Welcome to Grovetown, your standard little Anywhere USA. The skies are blue, the lawns meticulously mowed, the shops are quaint and the folk genuinely care for one another. It’s the kind of place you would want to raise your kids. If you wanted your kids to be white-supremacists with radical Christian beliefs that believe burning the witch is still your best possible option, that is, and that really is the bulk of the town’s population. The only one with her head screwed on right is Lindsay, a follower of the church but who believes that people should live and let live. She lives with her alcoholic and mouse of a stepmother Trish who has frequent visits from her somewhat-pervy truck driver boyfriend Roy. Lindsay also happens to be dating Dylan, the son of the town’s resident pastor who is about as extreme a religious nut as you can get. Her world becomes a little more complicated when she picks up Aidan (literally – Dylan beat him to the floor), the town’s local pagan. Understandably an outcast from the rest of Grovetown’s cliques Aidan has lived with his brother ever since the townsfolk burned their mother alive for being a witch. Burning the witch is about to come back to bite Grovetown in the ass.

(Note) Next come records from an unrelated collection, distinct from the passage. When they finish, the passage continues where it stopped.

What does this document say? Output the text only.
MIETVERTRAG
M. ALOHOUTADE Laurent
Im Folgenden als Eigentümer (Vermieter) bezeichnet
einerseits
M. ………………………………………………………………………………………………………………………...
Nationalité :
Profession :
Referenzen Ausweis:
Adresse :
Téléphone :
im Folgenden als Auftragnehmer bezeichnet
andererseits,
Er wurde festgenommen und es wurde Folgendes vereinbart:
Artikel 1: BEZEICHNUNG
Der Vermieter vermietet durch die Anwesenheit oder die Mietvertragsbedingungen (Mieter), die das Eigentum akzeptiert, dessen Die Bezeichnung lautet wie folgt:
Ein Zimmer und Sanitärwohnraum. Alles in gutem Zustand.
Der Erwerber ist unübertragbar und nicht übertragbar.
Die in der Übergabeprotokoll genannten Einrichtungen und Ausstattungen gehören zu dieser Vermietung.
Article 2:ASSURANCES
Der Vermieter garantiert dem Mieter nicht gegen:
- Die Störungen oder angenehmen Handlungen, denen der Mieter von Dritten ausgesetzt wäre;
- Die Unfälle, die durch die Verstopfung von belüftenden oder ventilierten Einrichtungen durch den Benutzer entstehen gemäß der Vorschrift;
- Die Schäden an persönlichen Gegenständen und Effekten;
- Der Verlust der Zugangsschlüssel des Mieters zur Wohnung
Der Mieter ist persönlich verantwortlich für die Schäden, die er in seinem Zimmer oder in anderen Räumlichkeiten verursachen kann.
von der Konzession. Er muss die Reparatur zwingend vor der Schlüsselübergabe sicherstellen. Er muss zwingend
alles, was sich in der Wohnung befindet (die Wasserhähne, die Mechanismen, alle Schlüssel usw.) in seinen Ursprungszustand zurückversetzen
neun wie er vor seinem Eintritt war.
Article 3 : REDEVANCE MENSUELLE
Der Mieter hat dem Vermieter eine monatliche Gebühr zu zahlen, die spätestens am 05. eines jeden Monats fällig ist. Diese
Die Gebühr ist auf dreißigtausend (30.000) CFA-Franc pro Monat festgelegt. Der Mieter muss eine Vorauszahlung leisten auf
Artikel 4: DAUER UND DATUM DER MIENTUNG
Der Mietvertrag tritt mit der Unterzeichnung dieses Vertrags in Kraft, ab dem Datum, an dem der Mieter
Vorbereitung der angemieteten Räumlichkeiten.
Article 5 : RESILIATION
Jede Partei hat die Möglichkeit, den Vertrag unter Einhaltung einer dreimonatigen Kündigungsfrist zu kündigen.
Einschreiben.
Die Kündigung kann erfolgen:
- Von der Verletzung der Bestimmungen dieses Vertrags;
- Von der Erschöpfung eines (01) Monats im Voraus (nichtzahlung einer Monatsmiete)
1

Something very strange is starting to happen in Grovetown. While sitting on a hill overlooking the town one night a young emo couple reads to one another and tenderly embrace. 2 minutes later the guy blows his brain out. The girl, presumably a little shaken by this, runs back into town to her father’s dress shop (hip and happening designs in Grovetown, Amish paradise anywhere else) screaming that some woman is after her. Lindsay and Trish are also in the store and when Lindsay walks away from the girl the doors slam shut. When the group manages to open them they find the girl with scissors rammed in her neck. This is the beginning of the suicides that will stalk the town for the rest of the week. Gossip will be exchanged, accusations will be cast, witch burning brunches will be planned.
As the suicide rate in Grovetown begins to climb and frequent church meetings do little to solve the problem people are starting to get a little anxious and are looking for a solution. What they are unaware of is that their beautiful little town has been cursed. While they do know about the deaths they don’t know that they aren’t actually suicides. You see just before various young teenagers and assorted older people are killed they see something that truly horrifies them: themselves. Now this isn’t the ‘wake up, look in mirror and realise you look like crap’ kind of terrified; this is ‘I’ve just seen my evil doppelgänger and it’s coming to get me’ variety of terrified. Since the entire town’s stock answer to any problem they face is ‘burn the witch! cleanse the earth with fire!’, it falls to Lindsay and Aidan to figure out what’s happening and how best to go about sorting it out. They will face fierce opposition, attempted exorcisms, angry mobs and a deranged son of a preacher man, but the fate of Grovetown and the rest of the world now rests on both their delicately feminine shoulders.
My only question, and this crops up in more movies that you’d think: if you are ‘different’ and know you are going to be an outcast and piss dumb people off, why live in a town full of them?
LIFE’S LESSONS LEARNED:
- You can either be Christian or a witch. There is nothing in between.
- A preacher should never be allowed near a troubled man. It will only end in confusion and heartache.
- Christian men should only ever wear plaid shirts.
- Christian women should only ever dress in a way that would make the Amish feel like they are showing too much skin.
- Pagans should always be sarcastic, dark and twisty.
- Saying the voices spoke to you one day makes you clinically insane. Saying that God spoke to you one day makes you a devout Christian.